7.3 Incidence of muscle relaxant use in relation to diagnosis of Parkinson’s disease
Anne Paakinaho, N. Karttunen, M. Taipale, A. M. Tolppanen, S. Hartikainen, M. Tiihonen
Background
Parkinson’s disease is the second most common neurodegenerative disorder. Parkinson’s disease may have long prodromal period when symptoms are present, but do not fulfil the diagnostic criteria. Motor and non-motor symptoms seem to precede the diagnosis and muscle relaxants could be used as symptomatic drugs.
Objective
To evaluate the incidence of muscle relaxant use in community-dwelling persons with and without Parkinson’s disease from 4 years before to 4 years after the diagnosis of Parkinson’s disease.
Method
Nationwide register-based cohort included all community-dwelling Finnish persons who received reimbursement of Parkinson’s disease drugs between 2000 and 2015 (N = 17,450) and comparison persons without Parkinson’s disease who were matched for age, gender and region of residence (N = 122,694). Data on muscle relaxant use during 1995–2016 were collected from the Prescription Register.
Results
The incidence of muscle relaxant use was higher among persons with Parkinson’s disease in comparison to persons without Parkinson’s disease from 3 years before the diagnosis until 6 months after the diagnosis. The largest difference in incidence rates was observed at the time of the diagnosis (incidence rate ratio = 2.04, 95% confidence interval = 1.81–2.30). Tizanidine was the most frequently initiated muscle relaxant.
Conclusions
The incidence of muscle relaxant use starts increasing years before the diagnosis of Parkinson’s disease but declines after that. It is important to identify the causes of muscle symptoms to avoid unnecessary muscle relaxant use and consequent adverse effects and events. Non-specific muscle symptoms and consequent muscle relaxant use might be preceding Parkinson’s disease diagnosis.

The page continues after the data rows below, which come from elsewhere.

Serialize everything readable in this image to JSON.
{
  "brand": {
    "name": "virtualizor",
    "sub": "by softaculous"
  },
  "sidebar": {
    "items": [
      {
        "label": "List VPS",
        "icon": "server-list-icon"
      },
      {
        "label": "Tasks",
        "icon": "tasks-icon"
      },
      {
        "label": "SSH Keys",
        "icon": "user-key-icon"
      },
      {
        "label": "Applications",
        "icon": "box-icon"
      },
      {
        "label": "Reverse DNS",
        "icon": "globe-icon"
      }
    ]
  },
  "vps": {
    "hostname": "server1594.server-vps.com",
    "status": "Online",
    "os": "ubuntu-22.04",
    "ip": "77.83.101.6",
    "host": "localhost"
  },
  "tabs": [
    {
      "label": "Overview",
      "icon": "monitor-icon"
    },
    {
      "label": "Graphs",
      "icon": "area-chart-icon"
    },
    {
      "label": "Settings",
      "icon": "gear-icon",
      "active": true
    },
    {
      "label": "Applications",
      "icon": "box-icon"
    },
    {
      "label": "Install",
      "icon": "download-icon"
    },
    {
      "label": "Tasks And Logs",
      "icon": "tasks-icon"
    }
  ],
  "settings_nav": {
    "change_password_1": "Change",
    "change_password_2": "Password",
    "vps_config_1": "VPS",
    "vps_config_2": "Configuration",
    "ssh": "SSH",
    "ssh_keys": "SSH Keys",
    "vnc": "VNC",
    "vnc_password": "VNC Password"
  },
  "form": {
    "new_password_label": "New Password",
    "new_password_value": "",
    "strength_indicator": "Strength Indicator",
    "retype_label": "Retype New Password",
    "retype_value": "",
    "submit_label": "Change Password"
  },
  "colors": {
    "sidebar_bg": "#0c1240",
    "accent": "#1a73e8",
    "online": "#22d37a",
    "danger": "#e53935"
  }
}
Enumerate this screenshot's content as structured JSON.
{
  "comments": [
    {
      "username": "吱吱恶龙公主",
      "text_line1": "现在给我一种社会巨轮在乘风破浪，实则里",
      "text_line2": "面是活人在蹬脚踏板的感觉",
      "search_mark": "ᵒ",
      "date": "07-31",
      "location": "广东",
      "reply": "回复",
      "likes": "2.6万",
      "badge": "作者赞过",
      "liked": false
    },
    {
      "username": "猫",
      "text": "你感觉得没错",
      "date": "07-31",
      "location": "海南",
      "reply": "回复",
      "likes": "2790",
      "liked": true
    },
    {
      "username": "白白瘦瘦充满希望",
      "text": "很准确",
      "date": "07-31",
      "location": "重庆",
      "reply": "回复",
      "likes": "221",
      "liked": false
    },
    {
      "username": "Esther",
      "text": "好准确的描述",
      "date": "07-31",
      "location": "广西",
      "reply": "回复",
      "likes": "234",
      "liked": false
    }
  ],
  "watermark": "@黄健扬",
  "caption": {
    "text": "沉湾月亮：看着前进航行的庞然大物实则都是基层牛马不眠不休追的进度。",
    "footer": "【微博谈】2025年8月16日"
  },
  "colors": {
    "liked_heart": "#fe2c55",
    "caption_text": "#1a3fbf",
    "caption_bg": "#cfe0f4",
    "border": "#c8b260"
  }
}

7.4 Length of hospital stay after hip fracture and readmission rates of persons with and without Alzheimer’s disease
Blair Rajamäki, Marjaana Koponen, Sirpa Hartikainen, Anna-Maija Tolppanen
Introduction
Hospital length of stay (LOS) for incident of hip fracture are decreasing, but it is unknown if these changes have negative impacts on vulnerable older patient populations, like those with Alzheimer’s disease (AD). We aimed to assess if persons with and without AD have different LOS for hip fracture, and is the LOS associated with hospital readmissions.
Methods
Utilizing register-based data for a matched cohort study nested in the Medication use and Alzheimer’s disease study (MEDALZ), we collected all community-dwelling persons in Finland diagnosed with AD during 2005-2012, had incident of first hip fracture between 2005 and 2015 after AD diagnosis, and were discharged alive from an acute care hospital. Hospital LOS and hospital readmissions within 30-days and 90-days were compared between those with and without AD and risk of readmission was assessed using binary logistic regression analysis.
Results
In this matched cohort study of 12,532 persons (mean age 84.6 years (95% CI: 84.5-84.7), 76.8% women), the median LOS in an acute care hospital was one day shorter for those with AD (median 4 days, IQR 3-7) than those without AD (median 5 days, IQR 3-7). However, the AD cohort had respectively 6 days and 5 days longer median LOS in a community hospital, and total hospital stay compared to the non-AD cohort. Those with AD had fewer readmissions within 30-days (10.7%) and 90-days (16.9%) compared to those without AD (13.3% 30-days and 20.7% 90-days). Both cohorts had a reduced readmission risk within 30-days when the LOS in an acute care hospital was 4-14 days, compared to a LOS <4 days.
Key conclusions
Short LOS in acute care hospitals may be associated with poor health outcomes for vulnerable older populations after hip fracture.